Temari laissa échapper un petit rire cristallin alors qu'elle avalait un morceau de poulet. Ce rire prit Shikamaru par surprise. Il avait vu Temari sourire, ricaner mais il ne se souvenait pas de l'avoir vu rire comme cela. Etonnamment sa réponse fut de se joindre au rire léger de la kunoichi de Suna. Autour d'eux, tout ce que pouvait voir les passants et les citoyens, c'était des jeunes gens assis sur un banc qui riaient autour de deux bentôs.

Lorsque Shikamaru et Temari s'arrêtèrent de rire, chacun était plongé dans le regard de l'autre. Les pupilles vertes de la kunoichi et les yeux bruns du shinobi. Puis ils détournèrent la tête pour à nouveau se concentrer sur le panorama. Un silence gênant s'installa et chacun termina son bentô. Shikamaru fit passer son repas avec une bonne rasade d'eau de sa propre gourde tandis que Temari étira ses jambes et ses bras engourdis. Elle laissa échapper un bâillement inattendu et imprévisible. Temari espéra que Shikamaru n'avait rien vu mais d'un simple coup d'œil en sa direction, elle comprit qu'il faisait semblant de n'avoir rien vu et son sourire narquois n'arrangeait pas les choses.

-Au lieu de sourire, sors mes dangos de ton sac, ils ne vont pas se manger tout seul …

-A vos ordres, Madame, répondit Shikamaru avec humour.


-Il serait aussi peut-être temps qu'on discute des épreuves.

-Des épreuves ?

L'auberge-hôtel, où ils s'étaient arrêtés, était bondée de monde. C'était un établissement renommé dans la région car il se trouvait le long d'un fleuve très large et donc très fréquenté par les navires qui faisaient transiter leurs marchandises au gré des vents et du courant. Les pierres, le bois et les denrées montaient et descendaient le fleuve jour et nuit sous les fenêtres de cet hôtel qui s'élevait sur la rive et dominait le cours d'eau de son imposante stature. Ceux qui avaient érigé cette bâtisse avaient eu un bon pressentiment en construisant cet ouvrage. Le fleuve traçait une séparation nette dans les plaines et les forêts de la région qui était autrefois constituée en petits domaines seigneuriaux où chaque noble et guerrier possédait ses terres et ses châteaux. L'époque des guerres et de ces seigneurs était lointaine mais leurs forteresses étaient toujours debout. Ainsi certains en avaient profité pour en faire une attraction locale, espérant attirer l'œil des curieux et des voyageurs de passage, ainsi que leur argent. De fil en aiguille, toute la région du Pays du Feu où se trouvaient ces châteaux devint une importante zone touristique florissante qui attirait les visiteurs et les voyageurs d'au-delà des frontières et dont le fleuve devint le pilier central.

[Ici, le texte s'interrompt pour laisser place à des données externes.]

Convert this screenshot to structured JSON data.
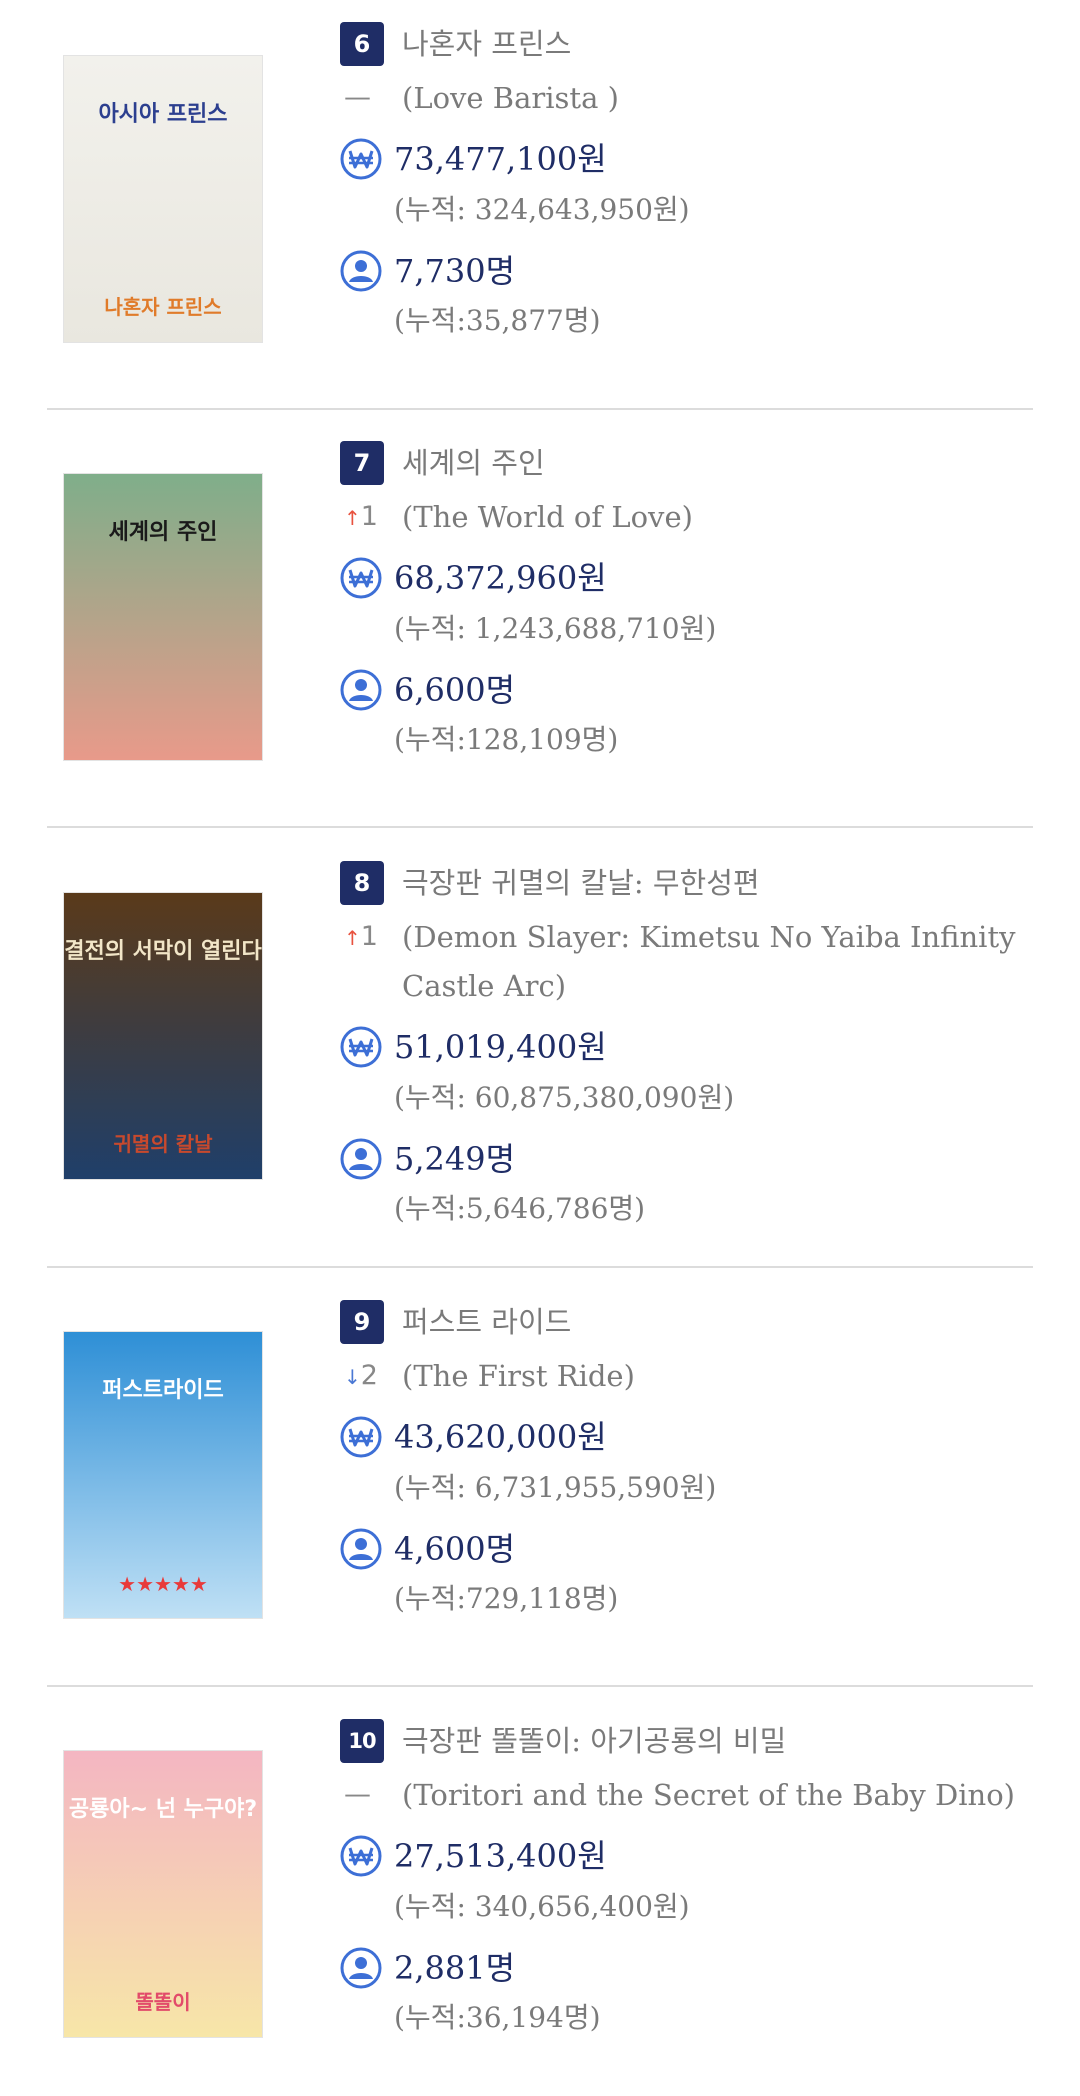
{
  "entries": [
    {
      "rank": "6",
      "title_ko": "나혼자 프린스",
      "change": "—",
      "change_dir": "same",
      "title_en": "(Love Barista )",
      "sales": "73,477,100원",
      "sales_cum": "(누적: 324,643,950원)",
      "audience": "7,730명",
      "audience_cum": "(누적:35,877명)",
      "poster": {
        "line1": "아시아 프린스",
        "line2": "나혼자 프린스",
        "colors": [
          "#f2f1ec",
          "#e9e7df"
        ],
        "text_color": "#2c3f8f",
        "accent": "#e07b2a"
      }
    },
    {
      "rank": "7",
      "title_ko": "세계의 주인",
      "change": "1",
      "change_dir": "up",
      "title_en": "(The World of Love)",
      "sales": "68,372,960원",
      "sales_cum": "(누적: 1,243,688,710원)",
      "audience": "6,600명",
      "audience_cum": "(누적:128,109명)",
      "poster": {
        "line1": "세계의 주인",
        "line2": "",
        "colors": [
          "#7fae8a",
          "#e89a8a"
        ],
        "text_color": "#1a1a1a",
        "accent": "#f0b9a6"
      }
    },
    {
      "rank": "8",
      "title_ko": "극장판 귀멸의 칼날: 무한성편",
      "change": "1",
      "change_dir": "up",
      "title_en": "(Demon Slayer: Kimetsu No Yaiba Infinity Castle Arc)",
      "sales": "51,019,400원",
      "sales_cum": "(누적: 60,875,380,090원)",
      "audience": "5,249명",
      "audience_cum": "(누적:5,646,786명)",
      "poster": {
        "line1": "결전의 서막이 열린다",
        "line2": "귀멸의 칼날",
        "colors": [
          "#5a3a1a",
          "#1f3f6a"
        ],
        "text_color": "#f2e6c8",
        "accent": "#c8492d"
      }
    },
    {
      "rank": "9",
      "title_ko": "퍼스트 라이드",
      "change": "2",
      "change_dir": "down",
      "title_en": "(The First Ride)",
      "sales": "43,620,000원",
      "sales_cum": "(누적: 6,731,955,590원)",
      "audience": "4,600명",
      "audience_cum": "(누적:729,118명)",
      "poster": {
        "line1": "퍼스트라이드",
        "line2": "★★★★★",
        "colors": [
          "#2e8fd6",
          "#bfe0f5"
        ],
        "text_color": "#ffffff",
        "accent": "#e83a3a"
      }
    },
    {
      "rank": "10",
      "title_ko": "극장판 똘똘이: 아기공룡의 비밀",
      "change": "—",
      "change_dir": "same",
      "title_en": "(Toritori and the Secret of the Baby Dino)",
      "sales": "27,513,400원",
      "sales_cum": "(누적: 340,656,400원)",
      "audience": "2,881명",
      "audience_cum": "(누적:36,194명)",
      "poster": {
        "line1": "공룡아~ 넌 누구야?",
        "line2": "똘똘이",
        "colors": [
          "#f4b6c2",
          "#f7e6a8"
        ],
        "text_color": "#ffffff",
        "accent": "#e24b6a"
      }
    }
  ],
  "icons": {
    "sales": "won-coin-icon",
    "audience": "person-icon",
    "up": "arrow-up-icon",
    "down": "arrow-down-icon"
  },
  "colors": {
    "rank_bg": "#1f2d66",
    "amount": "#1f2d66",
    "icon": "#3d6fd6",
    "up": "#e8523f",
    "down": "#4a78d4",
    "muted": "#7a7a7a"
  }
}
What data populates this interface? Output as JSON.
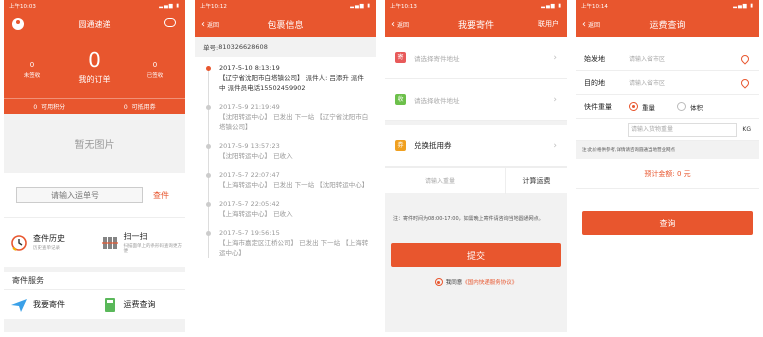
{
  "colors": {
    "accent": "#e8562e",
    "background": "#f2f2f2"
  },
  "screen1": {
    "status_time": "上午10:03",
    "title": "圆通速递",
    "stats": {
      "unsigned_count": "0",
      "unsigned_label": "未签收",
      "orders_count": "0",
      "orders_label": "我的订单",
      "signed_count": "0",
      "signed_label": "已签收"
    },
    "points": {
      "value": "0",
      "label": "可用积分"
    },
    "coupons": {
      "value": "0",
      "label": "可抵用券"
    },
    "no_image": "暂无图片",
    "tracking_placeholder": "请输入运单号",
    "search_button": "查件",
    "features": [
      {
        "title": "查件历史",
        "subtitle": "历史查单记录",
        "icon": "clock-icon"
      },
      {
        "title": "扫一扫",
        "subtitle": "扫描面单上的条形码查询更方便",
        "icon": "barcode-icon"
      }
    ],
    "section_title": "寄件服务",
    "services": [
      {
        "title": "我要寄件",
        "icon": "plane-icon"
      },
      {
        "title": "运费查询",
        "icon": "calculator-icon"
      }
    ]
  },
  "screen2": {
    "status_time": "上午10:12",
    "back": "返回",
    "title": "包裹信息",
    "order_label": "单号: ",
    "order_number": "810326628608",
    "events": [
      {
        "time": "2017-5-10 8:13:19",
        "text": "【辽宁省沈阳市白塔镇公司】 派件人: 吕添升 派件中 派件员电话15502459902"
      },
      {
        "time": "2017-5-9 21:19:49",
        "text": "【沈阳转运中心】 已发出 下一站 【辽宁省沈阳市白塔镇公司】"
      },
      {
        "time": "2017-5-9 13:57:23",
        "text": "【沈阳转运中心】 已收入"
      },
      {
        "time": "2017-5-7 22:07:47",
        "text": "【上海转运中心】 已发出 下一站 【沈阳转运中心】"
      },
      {
        "time": "2017-5-7 22:05:42",
        "text": "【上海转运中心】 已收入"
      },
      {
        "time": "2017-5-7 19:56:15",
        "text": "【上海市嘉定区江桥公司】 已发出 下一站 【上海转运中心】"
      }
    ]
  },
  "screen3": {
    "status_time": "上午10:13",
    "back": "返回",
    "title": "我要寄件",
    "right_action": "联用户",
    "sender_placeholder": "请选择寄件地址",
    "sender_badge": "寄",
    "receiver_placeholder": "请选择收件地址",
    "receiver_badge": "收",
    "coupon_label": "兑换抵用券",
    "coupon_badge": "券",
    "weight_placeholder": "请输入重量",
    "calc_button": "计算运费",
    "note": "注：寄件时间为08:00-17:00，如需晚上寄件请咨询当地圆通网点。",
    "submit": "提交",
    "agree_prefix": "我同意",
    "agree_link": "《国内快递服务协议》"
  },
  "screen4": {
    "status_time": "上午10:14",
    "back": "返回",
    "title": "运费查询",
    "origin_label": "始发地",
    "origin_placeholder": "请输入省市区",
    "dest_label": "目的地",
    "dest_placeholder": "请输入省市区",
    "weight_label": "快件重量",
    "option_weight": "重量",
    "option_volume": "体积",
    "weight_placeholder": "请输入货物重量",
    "unit": "KG",
    "fee_note": "注:此价格供参考,详情请咨询圆通当地营业网点",
    "estimate_label": "预计金额",
    "estimate_value": "0",
    "estimate_unit": "元",
    "query_button": "查询"
  }
}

Afin de profiter de cet afflux d'individus dans la région, les établissements hôteliers et les auberges pullulèrent le long du cours d'eau en quelques années. Des marchandes transformaient leurs navires de transports en navires en croisière, des pêcheurs devenaient des guides touristiques et des teneurs de tripot se muaient en respectables propriétaires d'hôtels. Toute la région s'était métamorphosée. C'était devenu une contrée florissante et riche qui ne cessait de prospérer en toute période. Cela avait attiré l'intérêt du Daimyo du Feu qui décida alors d'augmenter les taxes pour toutes les personnes possédant un hôtel le long du fleuve ou un site historique qui servait d'attraction touristique pour pouvoir récupérer une part du pécule de leurs activités. Cela n'empêchait pourtant pas des hôtels ou des auberges de fleurir de chaque côté du long fleuve. Tout le monde espérait gagner sa vie grâce au tourisme de la région. Mais aucun hôtel ou auberge n'était aussi imposant ou aussi célèbre que « Le repos de la Carpe ».

Au rez-de-chaussée, le restaurant grouillait de monde et s'apparentait à un tohu-bohu sans fin. Les gens allaient et venaient tandis que les employés zigzaguaient entre les tables et les personnes. En cette période estivale, toutes les chambres de l'hôtel étaient complètes. Les touristes se battaient pour pouvoir obtenir une chambre et le réfectoire devenait un ballet constant entre ceux qui attendaient une table, ceux qui dégustaient longuement leurs repas et ceux qui étaient presque jetés hors du restaurant pour faire de la place aux suivants. Ce manège se poursuivait sans cesse, aux lueurs des bougies et des lanternes, disposées aux quatre coins de la salle tout juste allumées alors que le soleil descendait peu à peu vers l'ouest et que l'obscurité s'étendait sur le fleuve.

L'atmosphère était saturée des bruits des clients et d'odeurs des plats servis à la hâte par les serveuses et serveurs. Les cris d'une femme, qui hurlait sur l'employé chargé des réservations de table, étaient à peine audible tant ils étaient supplantés par les rires à gorge déployée de marchands et de marins qui s'étaient arrêtés à l'hôtel pour dormir sur un vrai lit et se bâfrer autour d'une bonne bière. Des enfants intenables couraient entre les tables ou braillaient s'ils étaient en bas âge au mécontentement de ceux qui désiraient diner tranquillement. On trouvait dans cette salle, des jeunes couples qui ne se quittaient pas des yeux, des familles qui profitaient de l'instant et des couples d'un autre âge concentrés sur leurs mets. Parmi cette assemblée de touristes, de voyageurs, de marchands et d'individus, ils étaient les seuls shinobis.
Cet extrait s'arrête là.